Many child custody disputes are solved before trial. Resolution can occur through negotiations between parents and attorneys, or through dispute resolution methods such as collaborative law or mediation. Below is a guide to parenting agreements and their approval in child visitation and custody cases.

What Are Parenting Agreements?

If parents and their lawyers solve issues of visitation and custody through informal or court-sanctioned processes, the decisions are outlined in a document referred to as a parenting, settlement or custody agreement depending on the jurisdiction.

Areas for Inclusion in a Parenting Agreement

Although clients should know that parenting agreements vary by case, such documents cover key areas as listed below.

  • Physical custody (where the child lives)
  • Schedules for visitation
  • Legal custody, or who can make decisions regarding the child’s welfare and upbringing
  • Where the child will spend vacations, birthdays and holidays
  • Handling of contact with friends and relatives
  • Handling of changes to and disputes of the agreement

Parents should consider that the areas above are only some of those dealt with by families going through a divorce.
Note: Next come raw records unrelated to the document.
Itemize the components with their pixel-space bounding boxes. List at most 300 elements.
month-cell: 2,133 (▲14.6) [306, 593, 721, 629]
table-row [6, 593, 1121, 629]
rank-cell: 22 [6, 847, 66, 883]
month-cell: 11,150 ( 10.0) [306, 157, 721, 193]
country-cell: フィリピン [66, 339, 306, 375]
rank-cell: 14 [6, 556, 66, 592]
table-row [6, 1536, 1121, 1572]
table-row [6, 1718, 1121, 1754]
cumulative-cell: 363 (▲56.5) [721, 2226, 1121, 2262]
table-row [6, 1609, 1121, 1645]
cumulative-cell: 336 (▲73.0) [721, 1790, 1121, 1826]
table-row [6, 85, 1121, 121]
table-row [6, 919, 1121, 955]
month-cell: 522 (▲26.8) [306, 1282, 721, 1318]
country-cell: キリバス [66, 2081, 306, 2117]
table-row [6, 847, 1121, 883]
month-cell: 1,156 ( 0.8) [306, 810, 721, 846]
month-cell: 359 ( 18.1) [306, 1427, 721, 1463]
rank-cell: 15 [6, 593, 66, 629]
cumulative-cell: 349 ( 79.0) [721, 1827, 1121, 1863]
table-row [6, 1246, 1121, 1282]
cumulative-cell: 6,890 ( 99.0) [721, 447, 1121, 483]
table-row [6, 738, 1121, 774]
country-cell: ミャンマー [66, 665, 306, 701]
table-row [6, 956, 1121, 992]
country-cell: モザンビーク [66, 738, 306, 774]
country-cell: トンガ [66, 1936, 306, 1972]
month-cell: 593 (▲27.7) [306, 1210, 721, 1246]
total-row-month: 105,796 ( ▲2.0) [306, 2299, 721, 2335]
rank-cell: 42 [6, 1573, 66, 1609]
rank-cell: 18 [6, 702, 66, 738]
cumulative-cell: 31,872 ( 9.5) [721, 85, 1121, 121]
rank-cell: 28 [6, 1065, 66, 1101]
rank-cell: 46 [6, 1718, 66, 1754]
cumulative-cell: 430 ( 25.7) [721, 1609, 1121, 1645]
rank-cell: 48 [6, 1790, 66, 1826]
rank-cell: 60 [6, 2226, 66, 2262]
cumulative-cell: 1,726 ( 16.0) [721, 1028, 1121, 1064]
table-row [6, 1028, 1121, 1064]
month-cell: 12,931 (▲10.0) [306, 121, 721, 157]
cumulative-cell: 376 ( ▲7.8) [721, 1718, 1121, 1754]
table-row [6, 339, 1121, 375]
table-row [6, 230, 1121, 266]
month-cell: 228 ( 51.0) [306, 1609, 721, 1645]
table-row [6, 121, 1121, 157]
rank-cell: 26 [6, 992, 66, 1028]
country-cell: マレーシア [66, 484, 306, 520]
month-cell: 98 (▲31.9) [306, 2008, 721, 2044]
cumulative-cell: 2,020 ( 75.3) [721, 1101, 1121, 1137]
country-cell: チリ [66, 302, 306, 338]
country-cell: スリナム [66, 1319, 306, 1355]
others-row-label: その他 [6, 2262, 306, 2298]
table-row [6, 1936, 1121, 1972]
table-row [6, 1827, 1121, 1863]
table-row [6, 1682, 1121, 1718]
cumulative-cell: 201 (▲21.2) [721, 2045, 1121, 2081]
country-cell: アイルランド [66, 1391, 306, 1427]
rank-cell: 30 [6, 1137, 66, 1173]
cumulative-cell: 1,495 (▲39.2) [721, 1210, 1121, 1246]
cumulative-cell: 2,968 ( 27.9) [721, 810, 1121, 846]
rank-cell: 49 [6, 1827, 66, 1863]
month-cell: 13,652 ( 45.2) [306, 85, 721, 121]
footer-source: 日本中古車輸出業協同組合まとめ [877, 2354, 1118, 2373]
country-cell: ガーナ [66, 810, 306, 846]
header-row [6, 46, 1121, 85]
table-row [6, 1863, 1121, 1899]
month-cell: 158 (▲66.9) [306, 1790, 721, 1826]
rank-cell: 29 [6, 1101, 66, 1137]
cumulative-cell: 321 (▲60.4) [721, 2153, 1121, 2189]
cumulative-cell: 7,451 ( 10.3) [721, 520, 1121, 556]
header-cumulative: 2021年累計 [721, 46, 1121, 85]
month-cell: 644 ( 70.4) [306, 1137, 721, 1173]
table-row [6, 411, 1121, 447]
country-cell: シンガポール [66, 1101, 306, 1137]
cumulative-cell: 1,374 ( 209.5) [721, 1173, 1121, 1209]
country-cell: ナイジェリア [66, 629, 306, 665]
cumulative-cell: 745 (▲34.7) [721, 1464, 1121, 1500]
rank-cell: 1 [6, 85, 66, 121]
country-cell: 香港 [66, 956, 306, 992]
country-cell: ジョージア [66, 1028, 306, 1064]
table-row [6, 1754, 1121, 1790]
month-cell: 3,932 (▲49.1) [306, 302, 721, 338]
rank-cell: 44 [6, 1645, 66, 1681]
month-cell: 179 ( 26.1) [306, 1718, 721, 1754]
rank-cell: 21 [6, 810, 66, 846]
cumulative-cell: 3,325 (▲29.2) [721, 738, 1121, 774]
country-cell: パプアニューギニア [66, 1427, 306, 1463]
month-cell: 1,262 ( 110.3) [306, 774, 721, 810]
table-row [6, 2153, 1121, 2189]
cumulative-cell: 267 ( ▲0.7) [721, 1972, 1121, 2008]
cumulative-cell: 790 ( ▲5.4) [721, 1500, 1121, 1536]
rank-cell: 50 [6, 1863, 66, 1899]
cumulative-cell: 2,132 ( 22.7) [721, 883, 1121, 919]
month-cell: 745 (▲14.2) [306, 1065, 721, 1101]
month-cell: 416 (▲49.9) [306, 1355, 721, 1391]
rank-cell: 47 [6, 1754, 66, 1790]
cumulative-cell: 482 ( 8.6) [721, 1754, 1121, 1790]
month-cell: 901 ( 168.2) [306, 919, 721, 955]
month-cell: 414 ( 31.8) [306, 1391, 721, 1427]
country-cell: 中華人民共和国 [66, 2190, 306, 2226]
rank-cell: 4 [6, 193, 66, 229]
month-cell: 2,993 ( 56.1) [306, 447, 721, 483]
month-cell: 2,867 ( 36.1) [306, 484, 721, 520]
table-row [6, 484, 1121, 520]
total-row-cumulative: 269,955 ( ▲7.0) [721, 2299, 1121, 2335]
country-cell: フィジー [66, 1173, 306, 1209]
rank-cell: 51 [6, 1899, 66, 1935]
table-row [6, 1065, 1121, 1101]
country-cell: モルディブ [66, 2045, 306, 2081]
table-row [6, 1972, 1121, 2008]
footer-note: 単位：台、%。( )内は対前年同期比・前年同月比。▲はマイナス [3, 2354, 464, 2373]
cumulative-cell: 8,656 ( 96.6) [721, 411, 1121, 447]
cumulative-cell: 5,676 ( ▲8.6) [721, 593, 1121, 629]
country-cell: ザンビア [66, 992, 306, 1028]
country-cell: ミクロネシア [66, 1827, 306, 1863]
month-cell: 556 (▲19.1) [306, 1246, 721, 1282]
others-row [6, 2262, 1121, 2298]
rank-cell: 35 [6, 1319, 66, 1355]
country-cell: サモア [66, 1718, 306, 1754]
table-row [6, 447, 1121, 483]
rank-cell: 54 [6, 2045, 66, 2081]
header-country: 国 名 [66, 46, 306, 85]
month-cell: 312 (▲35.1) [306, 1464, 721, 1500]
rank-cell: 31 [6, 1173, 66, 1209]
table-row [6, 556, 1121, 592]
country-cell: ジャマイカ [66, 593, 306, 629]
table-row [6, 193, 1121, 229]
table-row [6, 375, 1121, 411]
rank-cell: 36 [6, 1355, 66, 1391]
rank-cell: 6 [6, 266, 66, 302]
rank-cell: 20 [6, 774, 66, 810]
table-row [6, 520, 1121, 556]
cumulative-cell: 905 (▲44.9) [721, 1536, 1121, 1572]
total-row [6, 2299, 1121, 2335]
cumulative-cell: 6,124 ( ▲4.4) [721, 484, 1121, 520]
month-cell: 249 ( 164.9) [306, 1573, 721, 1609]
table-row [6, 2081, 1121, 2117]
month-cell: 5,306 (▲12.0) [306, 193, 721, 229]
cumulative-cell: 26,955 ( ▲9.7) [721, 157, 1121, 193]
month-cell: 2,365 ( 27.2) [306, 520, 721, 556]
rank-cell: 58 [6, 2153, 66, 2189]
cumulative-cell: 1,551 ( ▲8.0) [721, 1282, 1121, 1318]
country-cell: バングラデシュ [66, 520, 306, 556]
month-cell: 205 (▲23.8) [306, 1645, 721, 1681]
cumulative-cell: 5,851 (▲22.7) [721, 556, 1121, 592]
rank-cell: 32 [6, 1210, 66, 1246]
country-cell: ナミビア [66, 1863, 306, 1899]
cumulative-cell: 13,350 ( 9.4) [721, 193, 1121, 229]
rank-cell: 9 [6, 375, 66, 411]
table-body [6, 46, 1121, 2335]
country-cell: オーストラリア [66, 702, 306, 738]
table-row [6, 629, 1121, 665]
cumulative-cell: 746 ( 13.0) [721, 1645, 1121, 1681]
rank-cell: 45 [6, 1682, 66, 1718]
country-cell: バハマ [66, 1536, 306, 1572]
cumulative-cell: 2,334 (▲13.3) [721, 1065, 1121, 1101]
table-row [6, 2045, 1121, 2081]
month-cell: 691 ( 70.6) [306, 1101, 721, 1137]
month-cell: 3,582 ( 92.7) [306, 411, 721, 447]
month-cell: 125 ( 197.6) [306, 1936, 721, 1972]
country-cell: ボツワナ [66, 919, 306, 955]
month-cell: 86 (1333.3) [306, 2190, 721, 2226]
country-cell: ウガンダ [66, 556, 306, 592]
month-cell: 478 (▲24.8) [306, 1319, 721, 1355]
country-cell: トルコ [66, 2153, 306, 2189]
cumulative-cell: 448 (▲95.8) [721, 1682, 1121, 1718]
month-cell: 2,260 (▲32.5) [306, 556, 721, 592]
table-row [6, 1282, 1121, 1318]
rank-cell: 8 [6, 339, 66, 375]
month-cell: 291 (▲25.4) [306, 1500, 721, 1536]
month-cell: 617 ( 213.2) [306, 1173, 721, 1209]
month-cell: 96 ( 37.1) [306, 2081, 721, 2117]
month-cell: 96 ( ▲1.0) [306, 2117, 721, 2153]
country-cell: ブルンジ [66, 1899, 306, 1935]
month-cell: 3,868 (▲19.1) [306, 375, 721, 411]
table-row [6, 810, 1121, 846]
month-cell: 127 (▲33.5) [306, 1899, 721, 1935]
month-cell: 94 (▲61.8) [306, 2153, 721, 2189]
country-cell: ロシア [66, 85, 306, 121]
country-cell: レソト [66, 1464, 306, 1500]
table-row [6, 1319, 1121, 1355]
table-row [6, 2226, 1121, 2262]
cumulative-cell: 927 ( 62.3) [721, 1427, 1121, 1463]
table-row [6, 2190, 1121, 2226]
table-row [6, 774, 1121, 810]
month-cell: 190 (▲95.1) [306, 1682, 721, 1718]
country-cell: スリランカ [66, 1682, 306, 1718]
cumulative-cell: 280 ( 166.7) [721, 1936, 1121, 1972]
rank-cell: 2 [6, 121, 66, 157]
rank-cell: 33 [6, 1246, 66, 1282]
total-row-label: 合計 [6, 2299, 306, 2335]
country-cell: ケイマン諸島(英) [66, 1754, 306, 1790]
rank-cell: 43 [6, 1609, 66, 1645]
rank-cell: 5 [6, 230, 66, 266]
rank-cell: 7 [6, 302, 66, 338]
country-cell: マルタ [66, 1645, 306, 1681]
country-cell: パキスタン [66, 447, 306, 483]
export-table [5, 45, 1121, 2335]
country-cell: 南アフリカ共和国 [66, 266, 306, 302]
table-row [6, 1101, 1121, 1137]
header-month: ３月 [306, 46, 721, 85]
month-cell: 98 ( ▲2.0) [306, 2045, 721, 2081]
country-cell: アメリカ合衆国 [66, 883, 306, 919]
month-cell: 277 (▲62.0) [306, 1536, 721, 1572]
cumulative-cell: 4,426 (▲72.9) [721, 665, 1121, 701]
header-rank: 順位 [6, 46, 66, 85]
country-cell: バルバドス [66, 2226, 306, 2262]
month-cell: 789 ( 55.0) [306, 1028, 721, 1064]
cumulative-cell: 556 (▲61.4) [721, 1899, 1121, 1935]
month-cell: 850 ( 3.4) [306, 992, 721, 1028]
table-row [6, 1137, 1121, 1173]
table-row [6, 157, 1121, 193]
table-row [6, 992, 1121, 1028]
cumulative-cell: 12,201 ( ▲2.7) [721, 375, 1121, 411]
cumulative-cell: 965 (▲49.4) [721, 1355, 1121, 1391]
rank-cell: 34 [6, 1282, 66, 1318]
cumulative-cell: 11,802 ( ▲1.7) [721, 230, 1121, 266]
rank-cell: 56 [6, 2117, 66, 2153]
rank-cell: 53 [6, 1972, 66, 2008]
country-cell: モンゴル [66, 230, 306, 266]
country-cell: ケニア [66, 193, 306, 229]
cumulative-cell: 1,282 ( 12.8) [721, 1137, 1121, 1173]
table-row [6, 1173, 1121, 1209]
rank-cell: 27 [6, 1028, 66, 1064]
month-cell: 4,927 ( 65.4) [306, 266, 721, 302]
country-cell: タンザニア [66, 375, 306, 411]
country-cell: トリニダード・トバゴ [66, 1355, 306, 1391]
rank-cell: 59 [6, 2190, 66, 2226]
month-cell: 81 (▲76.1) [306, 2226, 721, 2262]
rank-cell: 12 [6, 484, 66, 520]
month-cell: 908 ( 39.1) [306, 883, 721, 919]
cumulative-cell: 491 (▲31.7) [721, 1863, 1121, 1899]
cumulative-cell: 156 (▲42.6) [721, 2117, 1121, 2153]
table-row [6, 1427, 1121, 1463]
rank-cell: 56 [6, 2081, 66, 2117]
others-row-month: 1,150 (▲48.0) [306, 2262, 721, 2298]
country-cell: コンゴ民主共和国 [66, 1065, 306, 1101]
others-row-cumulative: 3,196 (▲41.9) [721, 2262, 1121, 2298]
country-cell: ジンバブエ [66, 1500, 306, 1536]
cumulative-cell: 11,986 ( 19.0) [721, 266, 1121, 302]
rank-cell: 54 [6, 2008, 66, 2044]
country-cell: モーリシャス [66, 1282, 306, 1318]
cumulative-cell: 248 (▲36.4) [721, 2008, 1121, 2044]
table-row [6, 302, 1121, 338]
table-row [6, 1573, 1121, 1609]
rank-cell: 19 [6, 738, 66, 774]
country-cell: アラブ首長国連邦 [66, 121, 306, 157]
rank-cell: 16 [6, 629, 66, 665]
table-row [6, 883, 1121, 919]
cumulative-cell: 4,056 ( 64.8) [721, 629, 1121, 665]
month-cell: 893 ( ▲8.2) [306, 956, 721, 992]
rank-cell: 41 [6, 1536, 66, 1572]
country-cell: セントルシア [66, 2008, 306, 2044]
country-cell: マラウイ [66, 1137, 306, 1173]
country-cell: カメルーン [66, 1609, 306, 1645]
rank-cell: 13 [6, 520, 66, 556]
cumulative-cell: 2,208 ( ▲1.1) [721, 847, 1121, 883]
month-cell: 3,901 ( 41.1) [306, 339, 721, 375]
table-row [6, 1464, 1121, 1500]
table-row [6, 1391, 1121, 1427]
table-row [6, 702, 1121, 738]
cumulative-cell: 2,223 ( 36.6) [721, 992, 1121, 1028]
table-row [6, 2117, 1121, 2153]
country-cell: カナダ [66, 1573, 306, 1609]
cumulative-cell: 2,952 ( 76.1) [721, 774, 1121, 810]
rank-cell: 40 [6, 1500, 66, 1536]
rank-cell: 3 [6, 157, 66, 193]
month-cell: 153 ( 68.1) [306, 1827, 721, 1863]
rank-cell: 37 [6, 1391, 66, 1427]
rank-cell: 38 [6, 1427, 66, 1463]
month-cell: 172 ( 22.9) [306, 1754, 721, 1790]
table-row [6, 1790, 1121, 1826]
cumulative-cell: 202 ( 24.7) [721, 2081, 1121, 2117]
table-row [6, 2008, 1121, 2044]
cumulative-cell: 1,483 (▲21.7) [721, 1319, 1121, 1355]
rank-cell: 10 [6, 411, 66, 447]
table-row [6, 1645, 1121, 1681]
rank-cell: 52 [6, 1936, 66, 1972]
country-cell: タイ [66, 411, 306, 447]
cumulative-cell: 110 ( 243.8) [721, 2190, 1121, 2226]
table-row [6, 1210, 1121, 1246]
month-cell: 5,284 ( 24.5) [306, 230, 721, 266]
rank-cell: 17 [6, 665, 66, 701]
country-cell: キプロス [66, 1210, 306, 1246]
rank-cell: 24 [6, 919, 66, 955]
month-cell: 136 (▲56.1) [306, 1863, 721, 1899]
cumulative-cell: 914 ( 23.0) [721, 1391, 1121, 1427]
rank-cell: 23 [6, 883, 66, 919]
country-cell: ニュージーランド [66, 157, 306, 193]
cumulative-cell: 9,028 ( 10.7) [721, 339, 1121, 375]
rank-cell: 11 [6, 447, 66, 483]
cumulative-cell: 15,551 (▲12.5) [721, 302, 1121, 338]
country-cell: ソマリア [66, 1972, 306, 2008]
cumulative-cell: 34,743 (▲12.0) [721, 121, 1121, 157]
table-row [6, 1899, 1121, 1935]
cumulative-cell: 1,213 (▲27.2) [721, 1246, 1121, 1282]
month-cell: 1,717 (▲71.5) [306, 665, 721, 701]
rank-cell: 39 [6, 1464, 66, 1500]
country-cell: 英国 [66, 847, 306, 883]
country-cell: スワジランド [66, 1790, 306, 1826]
Lawyers can provide family law advice, and parents can customize agreements to meet the family’s needs. By hiring a family attorney, parents can protect their rights and the interests of the children.

Court Approval

In most cases, parenting agreements are passed to a family court judge for approval. If the agreement is included in a divorce, it is filed in the county where the petition was filed. Informal hearings may follow, and the judge may ask questions to determine whether each party voluntarily signed the agreement. As long as the judge believes that an agreement was negotiated fairly and has the child’s interests in mind, it is typically approved.

Parenting Agreement Violations

In most areas, a parenting agreement becomes legally binding and it dictates parents’ rights and responsibilities. The parents must follow the agreement or risk severe consequences including court enforcement.